MÜNTEHABÂT-I FAHRÎ
En uzun şeref, yücelik ipiyle senin sebeplerine sarılana, atların yelesinin en üstünde bulunup soyu asil olana, evvel zamanda en kaygan yerlerde ayağı sâbit durana ve onun en yüce, seçilmiş, değerli ailesine salât ediver.
Ey Allâh'ım! Rahmet ve kurtuluş anahtarlarıyla bize sabâhın kapılarını açıver.
Ey Allâh'ım!
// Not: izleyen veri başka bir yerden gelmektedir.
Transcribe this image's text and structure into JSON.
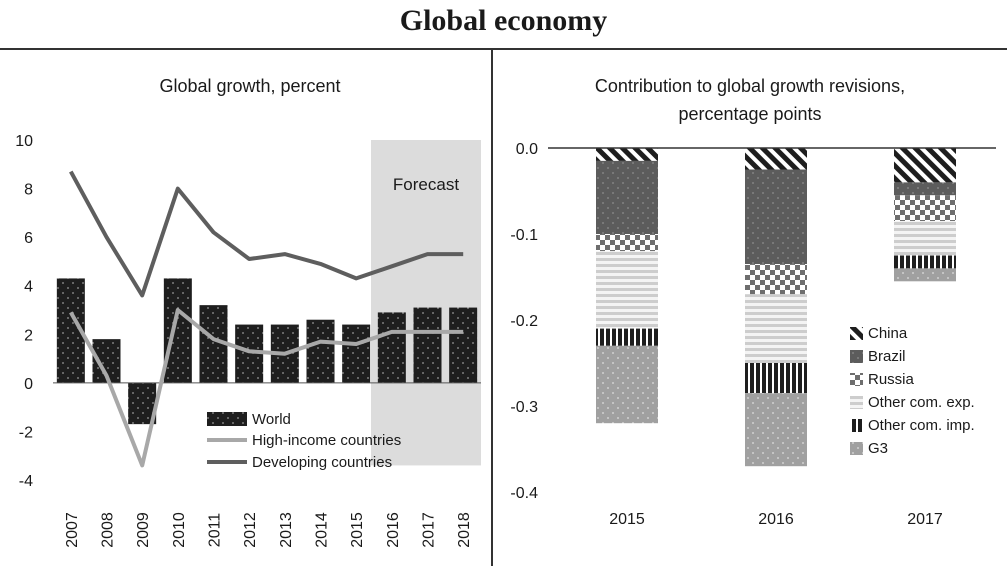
{
  "page": {
    "title": "Global economy"
  },
  "chart_data": [
    {
      "type": "bar",
      "title": "Global growth,  percent",
      "annotation": "Forecast",
      "forecast_start": "2016",
      "categories": [
        "2007",
        "2008",
        "2009",
        "2010",
        "2011",
        "2012",
        "2013",
        "2014",
        "2015",
        "2016",
        "2017",
        "2018"
      ],
      "ylim": [
        -4,
        10
      ],
      "yticks": [
        "10",
        "8",
        "6",
        "4",
        "2",
        "0",
        "-2",
        "-4"
      ],
      "series": [
        {
          "name": "World",
          "kind": "bar",
          "color": "#1e1e1e",
          "values": [
            4.3,
            1.8,
            -1.7,
            4.3,
            3.2,
            2.4,
            2.4,
            2.6,
            2.4,
            2.9,
            3.1,
            3.1
          ]
        },
        {
          "name": "High-income countries",
          "kind": "line",
          "color": "#a8a8a8",
          "values": [
            2.9,
            0.3,
            -3.4,
            3.0,
            1.8,
            1.3,
            1.2,
            1.7,
            1.6,
            2.1,
            2.1,
            2.1
          ]
        },
        {
          "name": "Developing countries",
          "kind": "line",
          "color": "#5e5e5e",
          "values": [
            8.7,
            6.0,
            3.6,
            8.0,
            6.2,
            5.1,
            5.3,
            4.9,
            4.3,
            4.8,
            5.3,
            5.3
          ]
        }
      ]
    },
    {
      "type": "bar",
      "stacked": true,
      "title_line1": "Contribution to global growth revisions,",
      "title_line2": "percentage points",
      "categories": [
        "2015",
        "2016",
        "2017"
      ],
      "ylim": [
        -0.4,
        0.0
      ],
      "yticks": [
        "0.0",
        "-0.1",
        "-0.2",
        "-0.3",
        "-0.4"
      ],
      "series": [
        {
          "name": "China",
          "color": "#1e1e1e",
          "values": [
            -0.015,
            -0.025,
            -0.04
          ]
        },
        {
          "name": "Brazil",
          "color": "#5c5c5c",
          "values": [
            -0.085,
            -0.11,
            -0.015
          ]
        },
        {
          "name": "Russia",
          "color": "#6e6e6e",
          "values": [
            -0.02,
            -0.035,
            -0.03
          ]
        },
        {
          "name": "Other com. exp.",
          "color": "#d0d0d0",
          "values": [
            -0.09,
            -0.08,
            -0.04
          ]
        },
        {
          "name": "Other com. imp.",
          "color": "#1e1e1e",
          "values": [
            -0.02,
            -0.035,
            -0.015
          ]
        },
        {
          "name": "G3",
          "color": "#999999",
          "values": [
            -0.09,
            -0.085,
            -0.015
          ]
        }
      ]
    }
  ]
}
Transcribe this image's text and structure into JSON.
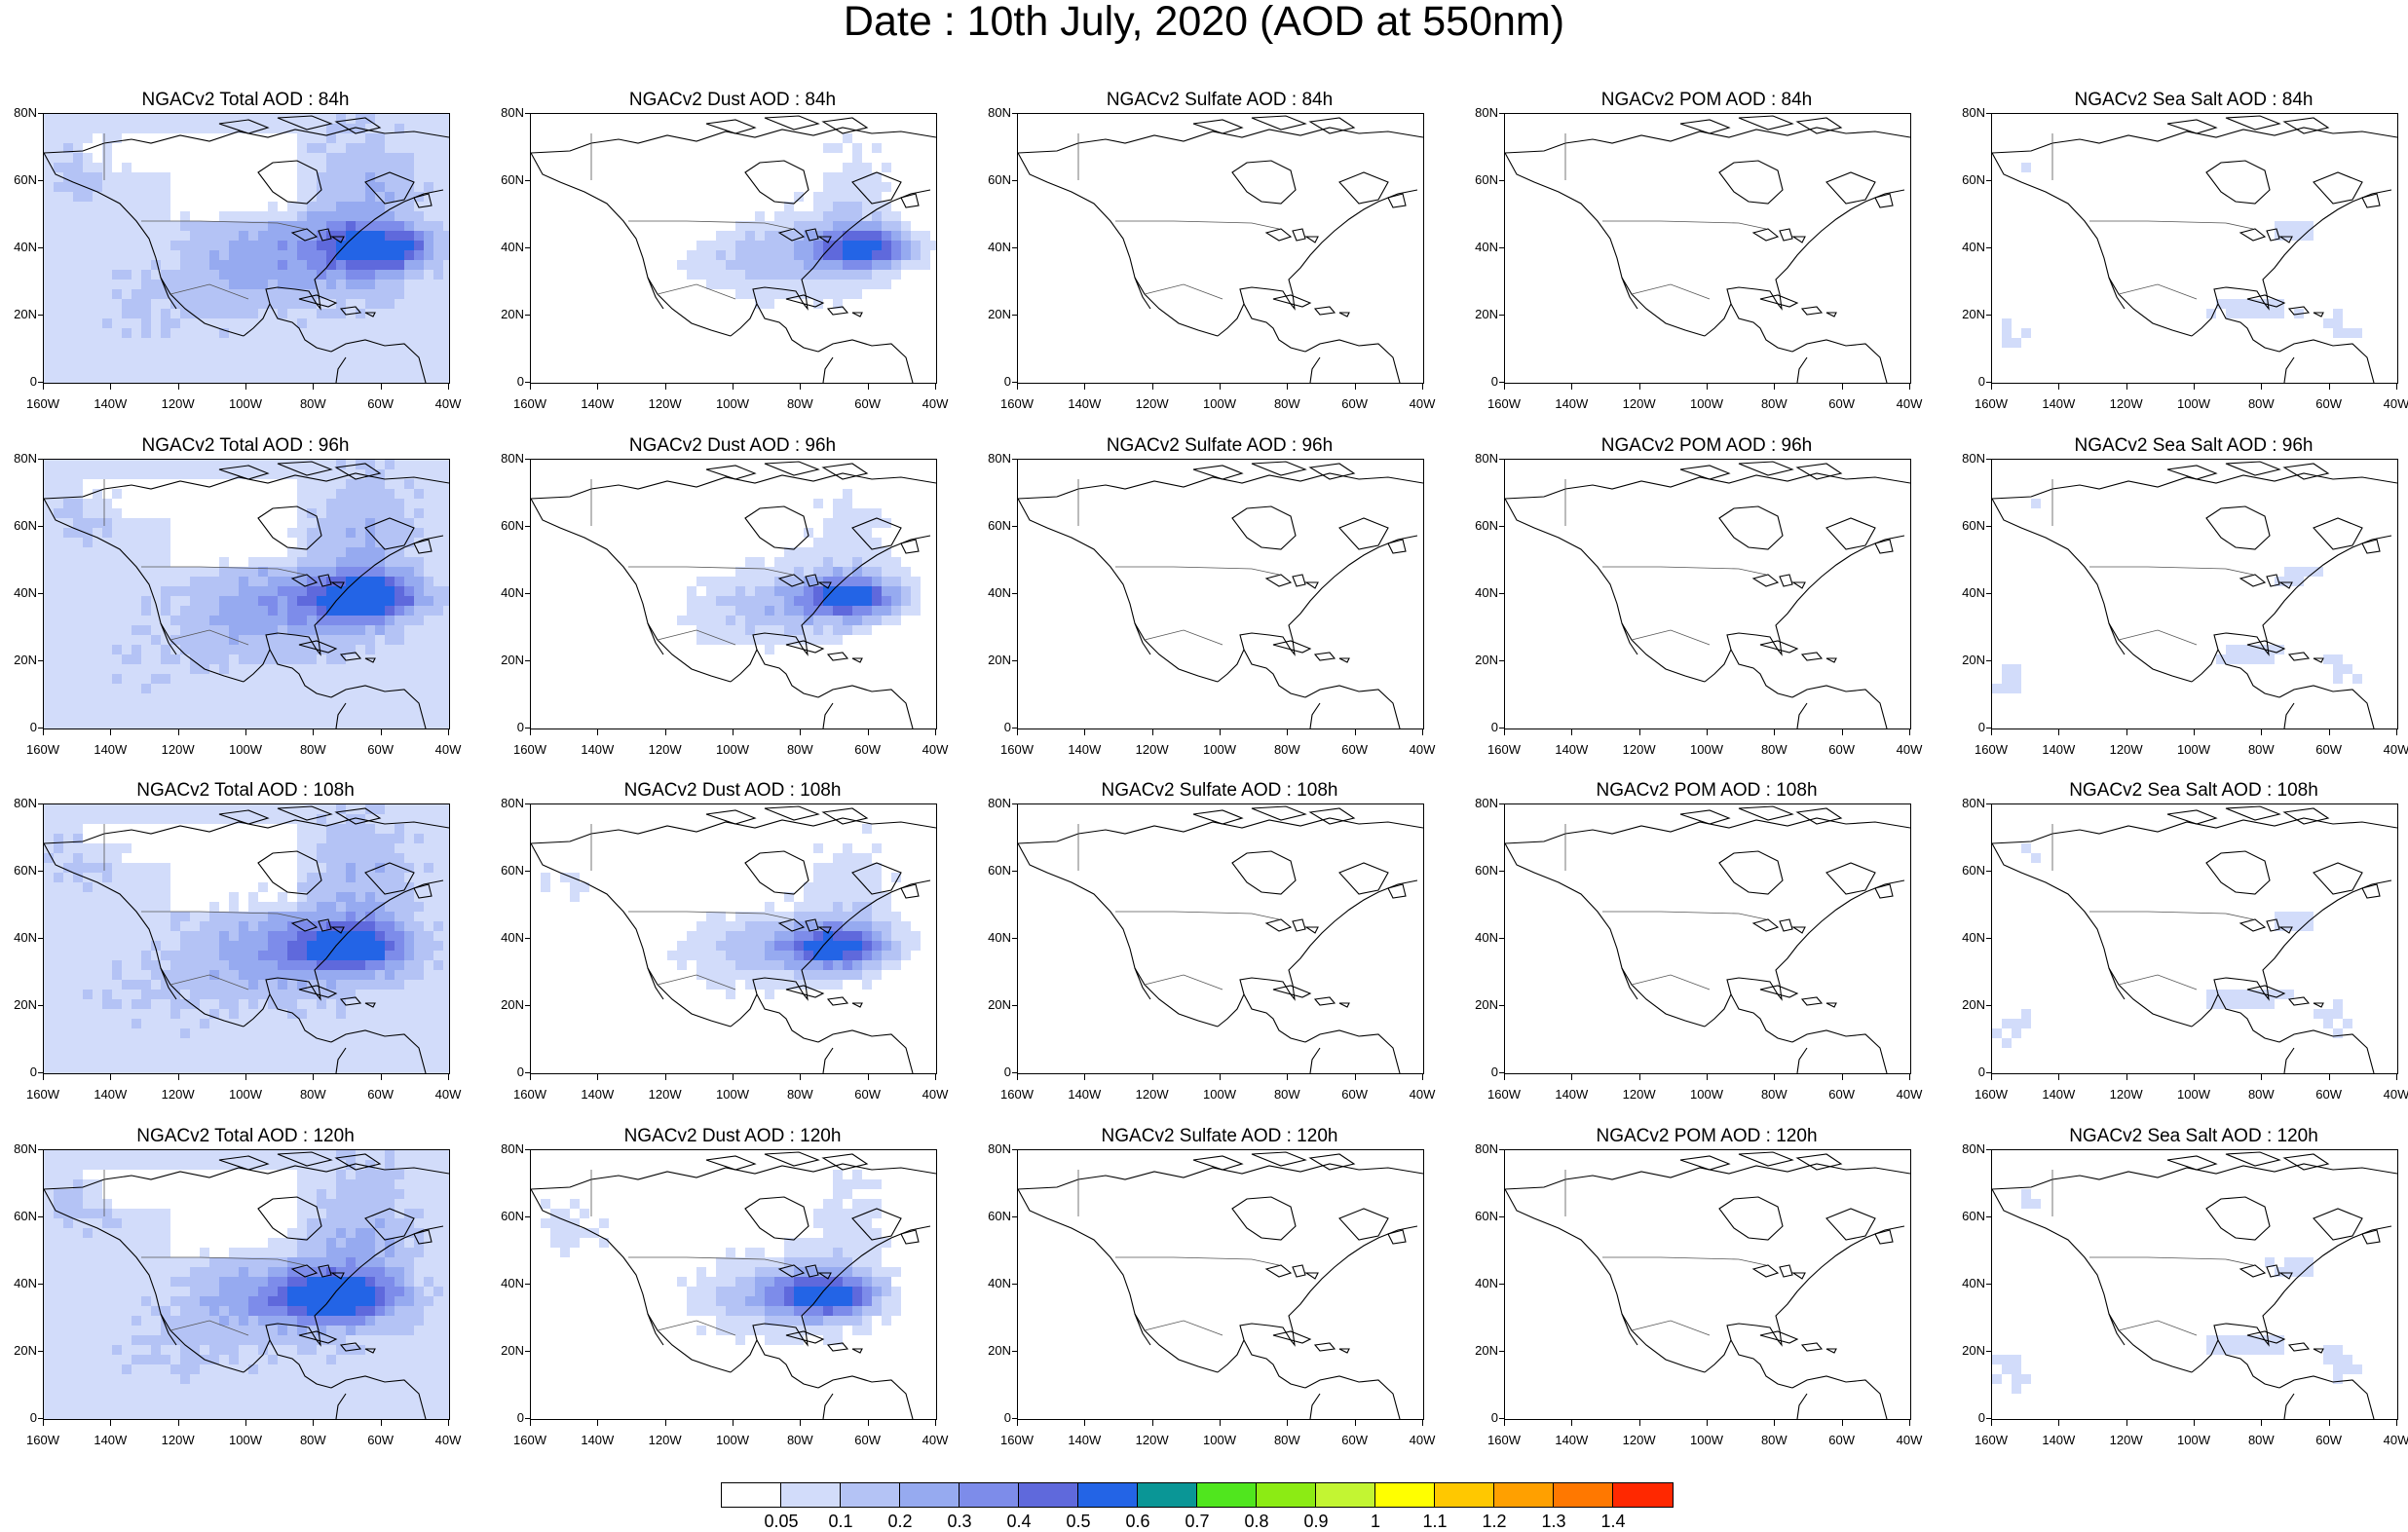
{
  "title": "Date : 10th July, 2020 (AOD at 550nm)",
  "x_ticks": [
    "160W",
    "140W",
    "120W",
    "100W",
    "80W",
    "60W",
    "40W"
  ],
  "y_ticks": [
    "80N",
    "60N",
    "40N",
    "20N",
    "0"
  ],
  "colorbar": {
    "labels": [
      "0.05",
      "0.1",
      "0.2",
      "0.3",
      "0.4",
      "0.5",
      "0.6",
      "0.7",
      "0.8",
      "0.9",
      "1",
      "1.1",
      "1.2",
      "1.3",
      "1.4"
    ],
    "colors": [
      "#ffffff",
      "#d2dcfa",
      "#b4c3f5",
      "#96aaf0",
      "#7d8cea",
      "#5f69dc",
      "#2364e6",
      "#0a9696",
      "#50e61e",
      "#8ceb14",
      "#c3f532",
      "#ffff00",
      "#ffc800",
      "#ffa000",
      "#ff7800",
      "#ff2800"
    ]
  },
  "panels": [
    {
      "title": "NGACv2 Total AOD : 84h",
      "type": "total"
    },
    {
      "title": "NGACv2 Dust AOD : 84h",
      "type": "dust"
    },
    {
      "title": "NGACv2 Sulfate AOD : 84h",
      "type": "sulfate"
    },
    {
      "title": "NGACv2 POM AOD : 84h",
      "type": "pom"
    },
    {
      "title": "NGACv2 Sea Salt AOD : 84h",
      "type": "seasalt"
    },
    {
      "title": "NGACv2 Total AOD : 96h",
      "type": "total"
    },
    {
      "title": "NGACv2 Dust AOD : 96h",
      "type": "dust"
    },
    {
      "title": "NGACv2 Sulfate AOD : 96h",
      "type": "sulfate"
    },
    {
      "title": "NGACv2 POM AOD : 96h",
      "type": "pom"
    },
    {
      "title": "NGACv2 Sea Salt AOD : 96h",
      "type": "seasalt"
    },
    {
      "title": "NGACv2 Total AOD : 108h",
      "type": "total"
    },
    {
      "title": "NGACv2 Dust AOD : 108h",
      "type": "dust"
    },
    {
      "title": "NGACv2 Sulfate AOD : 108h",
      "type": "sulfate"
    },
    {
      "title": "NGACv2 POM AOD : 108h",
      "type": "pom"
    },
    {
      "title": "NGACv2 Sea Salt AOD : 108h",
      "type": "seasalt"
    },
    {
      "title": "NGACv2 Total AOD : 120h",
      "type": "total"
    },
    {
      "title": "NGACv2 Dust AOD : 120h",
      "type": "dust"
    },
    {
      "title": "NGACv2 Sulfate AOD : 120h",
      "type": "sulfate"
    },
    {
      "title": "NGACv2 POM AOD : 120h",
      "type": "pom"
    },
    {
      "title": "NGACv2 Sea Salt  AOD : 120h",
      "type": "seasalt"
    }
  ]
}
Giydir bize en güzel hidâyet ve salâh elbiselerini.
Ey Allâh'ım! Azametinle kalbime, huşû pınarlarından içirerek (kalbime huşuyu) kök saldır.
Ey Allâh'ım! Akıt heybetinle gözlerimden gözyaşı hıçkırıklarını.
Ey Allâh'ım! Bendeki sertliğin, haşinliğin getirdiği aceleciliği terbiye ediver.
Ya ilâhi! Eğer doğruyu yakalamada rahmetini bana bahşetmezsen, şu açık yolda beni Sana götürecek kimdir?
Ey Allâh'ım! Eğer rıfkın, şefkatin beni emelin ve arzuların ellerine teslim ederse, hevâmn kaydırmaları sebebiyle benim kayıp düşmelerime, hatalarıma kim engel olur? Nefisle ve şeytanla olan savaşımda yardımın, desteğin elimden giderse, beni yorgunluğun, yoksunluğun olduğu yerlere atmış olursun.
Ya ilâhî! Görüyorsun ki Sana ancak umutla geldim. Günâhlarım beni kavuşma yurdundan uzaklaştırdığında (kurtuluş) ipinin uçlarına tutundum. Nefsimin üzerine binmiş olduğu hevâ bineği ne de kötü!